Le Conseil de la Faculté des Humanités de l’Université de Lille,

ayant pris connaissance des rapports des groupes de travail constitués pour préparer le projet de loi de programmation pluriannuelle de la recherche, partage la vive inquiétude manifestée par les différentes motions adoptées au sein des départements et laboratoires de la Faculté et des assemblées générales d’étudiants et de personnels. Le Conseil de Faculté soutient l’expression de leur défiance à propos de ce projet et du projet de loi sur les retraites.

Il considère que l’une des raisons essentielles des insuffisances de la recherche française réside dans la dégradation continuelle des conditions de travail des personnels à l’Université et dans les organismes de recherche. La faiblesse des recrutements sur postes permanents – qui ne permettent pas de faire face à la hausse des effectifs d’étudiants –, la faiblesse des rémunérations – relativement aux niveaux de qualification concernés – et l’explosion de tâches de toutes sortes sont autant de facteurs qui empêchent les enseignants et les enseignants-chercheurs de se concentrer sur leurs missions fondamentales d’enseignement et de recherche. Le manque de personnels BIATSS, dont le rôle est essentiel pour le bon fonctionnement de l’enseignement supérieur et de la recherche, contribue à cette situation exsangue aux dépens des étudiants, qui ont pourtant droit à une formation intellectuelle riche et exigeante pour les préserver des situations de précarité qu’ils connaissent trop souvent.
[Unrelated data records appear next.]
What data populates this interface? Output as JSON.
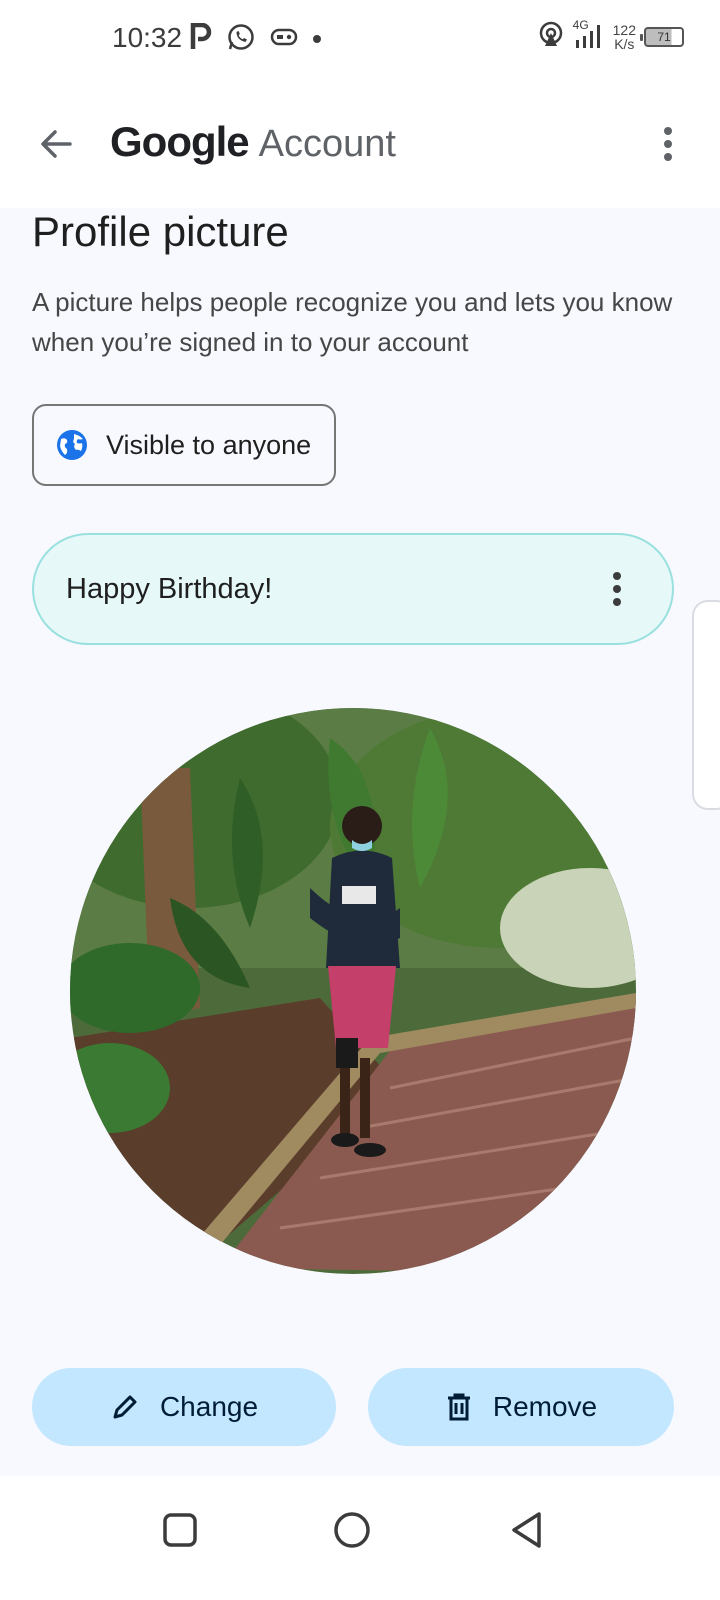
{
  "status_bar": {
    "time": "10:32",
    "network": "4G",
    "speed_value": "122",
    "speed_unit": "K/s",
    "battery": "71"
  },
  "app_bar": {
    "brand": "Google",
    "product": "Account"
  },
  "page": {
    "title": "Profile picture",
    "description": "A picture helps people recognize you and lets you know when you’re signed in to your account"
  },
  "visibility": {
    "label": "Visible to anyone"
  },
  "banner": {
    "label": "Happy Birthday!"
  },
  "actions": {
    "change_label": "Change",
    "remove_label": "Remove"
  },
  "icons": {
    "back": "arrow-back-icon",
    "more": "more-vert-icon",
    "globe": "globe-icon",
    "pencil": "pencil-icon",
    "trash": "trash-icon"
  },
  "colors": {
    "button_fill": "#c2e7ff",
    "banner_fill": "#e6f8f8",
    "banner_border": "#9be0e0",
    "globe_blue": "#1a73e8",
    "content_bg": "#f8f9fe"
  }
}
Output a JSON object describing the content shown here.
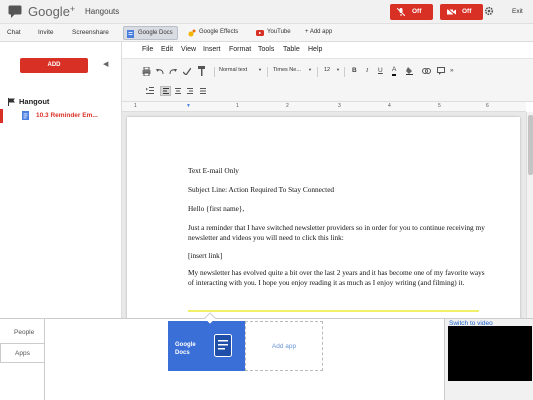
{
  "app": {
    "brand": "Google",
    "brand_plus": "+",
    "name": "Hangouts"
  },
  "header": {
    "mic_button": {
      "label": "Off",
      "icon": "mic-off-icon"
    },
    "camera_button": {
      "label": "Off",
      "icon": "camera-off-icon"
    },
    "settings_icon": "gear-icon",
    "exit_label": "Exit"
  },
  "nav_tabs": [
    "Chat",
    "Invite",
    "Screenshare"
  ],
  "app_buttons": [
    {
      "label": "Google Docs",
      "icon": "docs-icon",
      "active": true
    },
    {
      "label": "Google Effects",
      "icon": "effects-icon",
      "active": false
    },
    {
      "label": "YouTube",
      "icon": "youtube-icon",
      "active": false
    },
    {
      "label": "+ Add app",
      "icon": "",
      "active": false
    }
  ],
  "sidebar": {
    "add_label": "ADD",
    "collapse_icon": "chevron-left-icon",
    "section_title": "Hangout",
    "doc_item": "10.3 Reminder Em..."
  },
  "docs_menu": [
    "File",
    "Edit",
    "View",
    "Insert",
    "Format",
    "Tools",
    "Table",
    "Help"
  ],
  "toolbar": {
    "style_select": "Normal text",
    "font_select": "Times Ne...",
    "size_select": "12",
    "bold": "B",
    "italic": "I",
    "underline": "U",
    "text_color": "A"
  },
  "ruler_numbers": [
    "1",
    "1",
    "2",
    "3",
    "4",
    "5",
    "6"
  ],
  "document": {
    "line1": "Text E-mail Only",
    "line2": "Subject Line: Action Required To Stay Connected",
    "line3": "Hello {first name},",
    "line4": "Just a reminder that I have switched newsletter providers so in order for you to continue receiving my newsletter and videos you will need to click this link:",
    "line5": "[insert link]",
    "line6": "My newsletter has evolved quite a bit over the last 2 years and it has become one of my favorite ways of interacting with you. I hope you enjoy reading it as much as I enjoy writing (and filming) it."
  },
  "bottom": {
    "tabs": [
      "People",
      "Apps"
    ],
    "active_tab": "Apps",
    "app_card": "Google Docs",
    "add_app": "Add app",
    "switch_video": "Switch to video"
  },
  "colors": {
    "accent_red": "#d93025",
    "docs_blue": "#3b6fd8",
    "link_blue": "#1a5ec9"
  }
}
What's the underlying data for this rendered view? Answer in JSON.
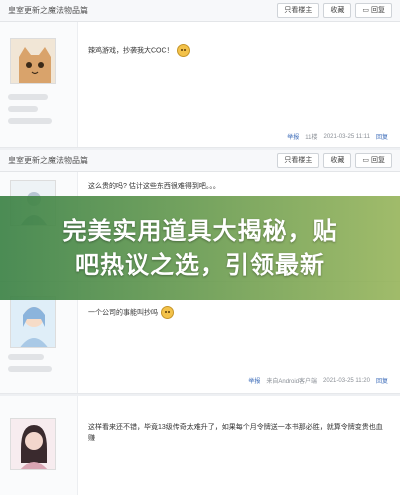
{
  "thread_title": "皇室更新之魔法物品篇",
  "toolbar": {
    "only_op": "只看楼主",
    "favorite": "收藏",
    "reply": "回复"
  },
  "posts": [
    {
      "text": "辣鸡游戏，抄袭我大COC！",
      "report": "举报",
      "floor": "11楼",
      "time": "2021-03-25 11:11",
      "reply_label": "回复"
    },
    {
      "text": "这么贵的吗? 估计这些东西很难得到吧。。。",
      "report": "",
      "floor": "",
      "time": "",
      "reply_label": ""
    },
    {
      "text": "一个公司的事能叫抄吗",
      "report": "举报",
      "floor": "来自Android客户端",
      "time": "2021-03-25 11:20",
      "reply_label": "回复"
    },
    {
      "text": "这样看来还不错，毕竟13级传奇太难升了，如果每个月令牌送一本书那必胜，就算令牌变贵也血赚",
      "report": "",
      "floor": "",
      "time": "",
      "reply_label": ""
    }
  ],
  "banner": {
    "line1": "完美实用道具大揭秘，贴",
    "line2": "吧热议之选，引领最新"
  },
  "icons": [
    "emoji-icon",
    "report-icon",
    "reply-icon"
  ]
}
Le Conseil de Faculté manifeste son opposition à toute mesure qui viendrait fragiliser encore davantage la situation de l’Université. Il rejette notamment :

  • le recours systématisé à des personnels non-titulaires – par l’intermédiaire des tenure tracks ou de CDI de chantier, par exemple –,

  • l’alourdissement et la modulation des services ;

  • le financement quasi-exclusif de la recherche par projets ;

  • un pilotage de la recherche et de l’enseignement supérieur contraire aux valeurs de collégialité ;

  • l’évaluation bureaucratique selon une logique étroite de performance ;

  • la mise en place de politiques accroissant les inégalités de moyens au sein de la communauté scientifique et conduisant à son éclatement ;

  • la fragilisation du secteur disciplinaire des Humanités au nom d’impératifs utilitaires ;

  • la réduction de la place du disciplinaire dans les réformes des concours d’enseignement.

 

Le Conseil de Faculté considère que le renforcement nécessaire de la recherche passe notamment par :

  • un renforcement de l’emploi permanent et statutaire, pour lutter contre la précarité croissante des docteurs et des personnels de l’Enseignement supérieur et de la recherche ;

  • une juste rémunération de tous les personnels de l’Enseignement supérieur et de la recherche par une véritable revalorisation salariale ;

  • la garantie et l’augmentation significative des budgets récurrents des laboratoires afin de permettre à tous les enseignants-chercheurs d’avoir les moyens de mener leurs missions sans avoir systématiquement recours à des appels à projets ;

  • la préservation du temps consacré à la recherche, essentiel à la construction libre des savoirs et à leur transmission dans une société réellement démocratique ;

  • une politique plus ambitieuse de réponse à la précarité étudiante, dont les conséquences sont multiples : obstacles à l’apprentissage, à la motivation et au recrutement des futurs chercheurs.

Le Conseil de la Faculté des Humanités demande au Conseil d’administration de l’Université et à son Président de se prononcer vigoureusement auprès de Madame la Ministre de l’Enseignement supérieur, de la Recherche et de l’Innovation contre les orientations néfastes du projet de loi. Il appelle à l’aménagement des activités de la Faculté le 5 mars afin de permettre la tenue de réunions d’information et de mobilisation sur la réforme en cours.
 

Motion adoptée à l’unanimité moins trois abstentions.